The University of Maine has the largest 3D printer in the world, capable of producing objects up to 100 feet long by 22 feet wide by 10 feet high.
“This 3D printer is an outgrowth of research we have been doing for 15 years in combining cellulosic nano and micro fibers with thermoplastic materials,” said Habib Dagher, the center’s founding executive director. “Our goal is to print with 50% wood products at 500 pounds per hour, and achieve properties similar to aluminum.”
...To demonstrate its capabilities, the center had printed a 25-foot, 5,000-pound patrol boat. It’s the largest 3D-printed object in the world. Christened 3Dirigo, its hull form was developed by Navatek, a global ship design firm with an office in Portland, and a UMaine Composites Center industrial partner. The boat was printed over the course of three days, from Sept. 19 to 22.
In his 1956 classic short story Pay for the Printer, science fiction author Philip K. Dick wrote about large alien creatures who were able to duplicate any human object, from a pocket watch to a car. They were physically huge, of course, big enough to duplicate a full-size automobile. Or maybe a boat.
The Biltong was dying. Huge and old, it squatted in the center of the settlement park...
On the concrete platform, in front of the dying Biltong, lay a heap of originals to be duplicated. Beside them, a few prints had been commenced, unformed balls of black ash mixed with the moisture of the Biltong's body, the juice from which it laboriously constructed its prints.
(Read more about Biltong Lifeform)
The Biltong laboriously recreated objects using some of their own substance, mixed with chemical ash. Printed objects were physically similar, even if they were made of different materials.
“In my kitchen I had that whole set of stainless steel carving knives — the best Swedish steel. And now they’re nothing but black ash.”

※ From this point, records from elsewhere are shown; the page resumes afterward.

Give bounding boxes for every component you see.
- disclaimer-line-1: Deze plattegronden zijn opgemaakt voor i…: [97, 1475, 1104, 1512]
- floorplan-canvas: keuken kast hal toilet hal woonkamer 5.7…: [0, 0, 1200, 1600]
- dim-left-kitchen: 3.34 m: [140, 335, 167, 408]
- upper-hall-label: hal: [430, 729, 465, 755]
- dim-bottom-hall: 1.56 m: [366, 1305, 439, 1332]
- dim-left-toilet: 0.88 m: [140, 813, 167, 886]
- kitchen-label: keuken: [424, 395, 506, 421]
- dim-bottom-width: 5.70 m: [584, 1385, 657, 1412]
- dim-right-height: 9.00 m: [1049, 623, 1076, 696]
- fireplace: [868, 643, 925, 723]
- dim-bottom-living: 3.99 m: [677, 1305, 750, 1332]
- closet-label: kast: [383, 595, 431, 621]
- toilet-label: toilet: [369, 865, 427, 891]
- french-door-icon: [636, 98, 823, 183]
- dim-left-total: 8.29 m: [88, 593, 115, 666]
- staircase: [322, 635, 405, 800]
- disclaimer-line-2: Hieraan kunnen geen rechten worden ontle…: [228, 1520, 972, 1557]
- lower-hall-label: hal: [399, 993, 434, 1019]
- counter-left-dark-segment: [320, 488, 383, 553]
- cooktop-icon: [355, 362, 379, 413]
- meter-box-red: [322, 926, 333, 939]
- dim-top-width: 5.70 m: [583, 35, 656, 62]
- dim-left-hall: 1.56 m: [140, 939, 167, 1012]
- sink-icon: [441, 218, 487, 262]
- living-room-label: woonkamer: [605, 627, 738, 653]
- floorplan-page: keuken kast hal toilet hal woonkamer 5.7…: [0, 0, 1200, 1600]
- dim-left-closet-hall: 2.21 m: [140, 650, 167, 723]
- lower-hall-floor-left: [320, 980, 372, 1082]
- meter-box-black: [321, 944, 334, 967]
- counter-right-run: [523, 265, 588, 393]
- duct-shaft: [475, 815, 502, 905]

Interestingly, the University of Maine 3D printer also uses basic elements, a special kind of cellulose, mixed with plastic, that is stronger than steel.

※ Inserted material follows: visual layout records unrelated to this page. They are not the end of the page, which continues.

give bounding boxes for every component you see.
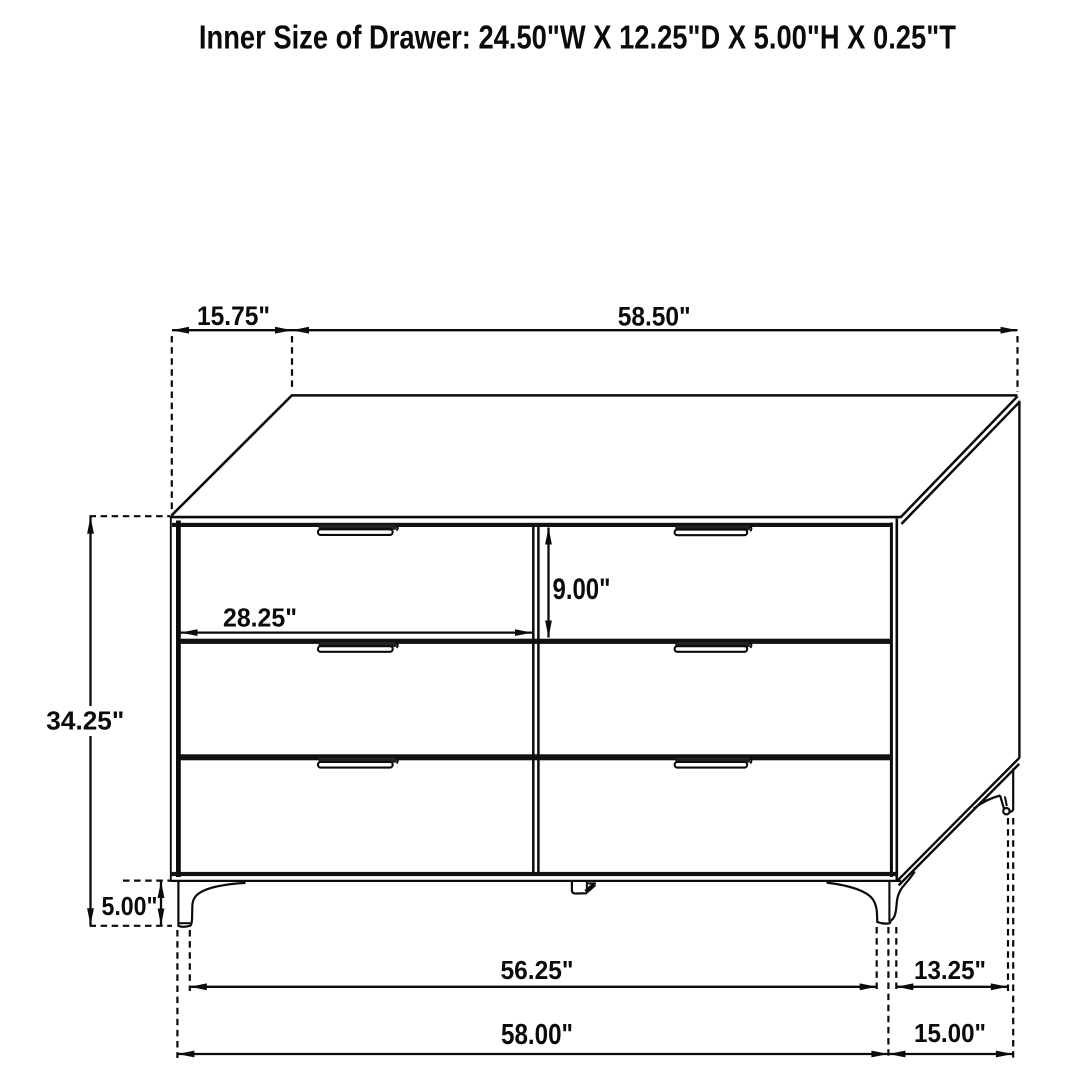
- svg-text:9.00": 9.00": [553, 573, 611, 606]
- svg-text:13.25": 13.25": [914, 955, 986, 985]
- svg-text:28.25": 28.25": [223, 603, 297, 633]
- svg-text:56.25": 56.25": [501, 955, 574, 985]
- svg-text:5.00": 5.00": [102, 891, 158, 921]
- svg-text:15.75": 15.75": [197, 301, 270, 331]
- svg-text:58.00": 58.00": [501, 1019, 573, 1051]
- svg-text:15.00": 15.00": [914, 1018, 986, 1048]
- svg-text:Inner Size of Drawer: 24.50"W: Inner Size of Drawer: 24.50"W X 12.25"D …: [199, 19, 956, 56]
- svg-text:34.25": 34.25": [46, 706, 124, 736]
- svg-text:58.50": 58.50": [618, 302, 691, 332]
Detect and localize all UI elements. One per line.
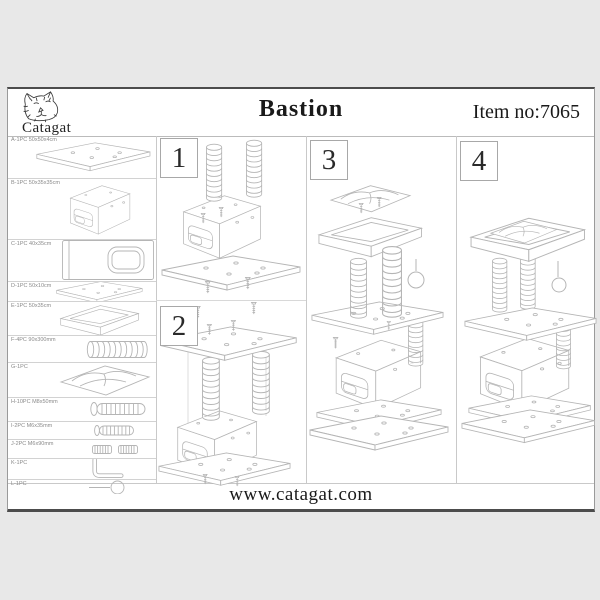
instruction-sheet-page: Catagat Bastion Item no:7065 A-1PC 50x50… xyxy=(7,87,595,512)
part-row-allen-key: K-1PC xyxy=(8,459,156,480)
part-row-bed-tray: E-1PC 50x35cm xyxy=(8,302,156,336)
part-row-panel-with-hole: C-1PC 40x35cm xyxy=(8,240,156,282)
allen-key-drawing xyxy=(8,459,156,479)
step-3-number: 3 xyxy=(310,140,348,180)
step-number-text: 3 xyxy=(322,144,337,177)
step-4-diagram xyxy=(456,145,600,483)
website-url: www.catagat.com xyxy=(8,484,594,506)
panel-with-hole-drawing xyxy=(8,240,156,281)
bed-tray-drawing xyxy=(8,302,156,335)
large-bolt-drawing xyxy=(8,398,156,421)
base-board-drawing xyxy=(8,136,156,178)
step-4-number: 4 xyxy=(460,141,498,181)
step-3-diagram xyxy=(306,139,462,483)
part-row-base-board: A-1PC 50x50x4cm xyxy=(8,136,156,179)
part-row-medium-bolt: I-2PC M6x35mm xyxy=(8,422,156,440)
part-row-middle-board: D-1PC 50x10cm xyxy=(8,282,156,302)
item-number: Item no:7065 xyxy=(473,101,580,124)
cushion-drawing xyxy=(8,363,156,397)
part-row-cushion: G-1PC xyxy=(8,363,156,398)
part-row-house-box: B-1PC 50x35x35cm xyxy=(8,179,156,240)
step-number-text: 2 xyxy=(172,310,187,343)
step-1-number: 1 xyxy=(160,138,198,178)
part-row-scratching-post: F-4PC 90x300mm xyxy=(8,336,156,363)
step-number-text: 4 xyxy=(472,145,487,178)
step-number-text: 1 xyxy=(172,142,187,175)
part-row-connector-bolts: J-2PC M6x90mm xyxy=(8,440,156,459)
medium-bolt-drawing xyxy=(8,422,156,439)
middle-board-drawing xyxy=(8,282,156,301)
parts-list: A-1PC 50x50x4cm B-1PC 50x35x35cm C-1PC 4… xyxy=(8,136,156,494)
house-box-drawing xyxy=(8,179,156,239)
part-row-large-bolt: H-10PC M8x50mm xyxy=(8,398,156,422)
connector-bolts-drawing xyxy=(8,440,156,458)
step-2-number: 2 xyxy=(160,306,198,346)
scratching-post-drawing xyxy=(8,336,156,362)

Cellulose nano fiber is cellulose that has been broken down to a scale of nanometers, or billionths of a meter. Placing cellulose nano fiber into plastics results in strong, stiff and recyclable bio-derived material that becomes filament in the 3D printer...
Nano cellulose is stronger than steel and stiffer than Kevlar, said Moe Khaleel, associate laboratory director for Energy and Environmental Sciences at Oak Ridge...
If the Biltong was old or careless, the printed object might eventually decompose into useless ash - Phil Dick invented a word for it: puddinged.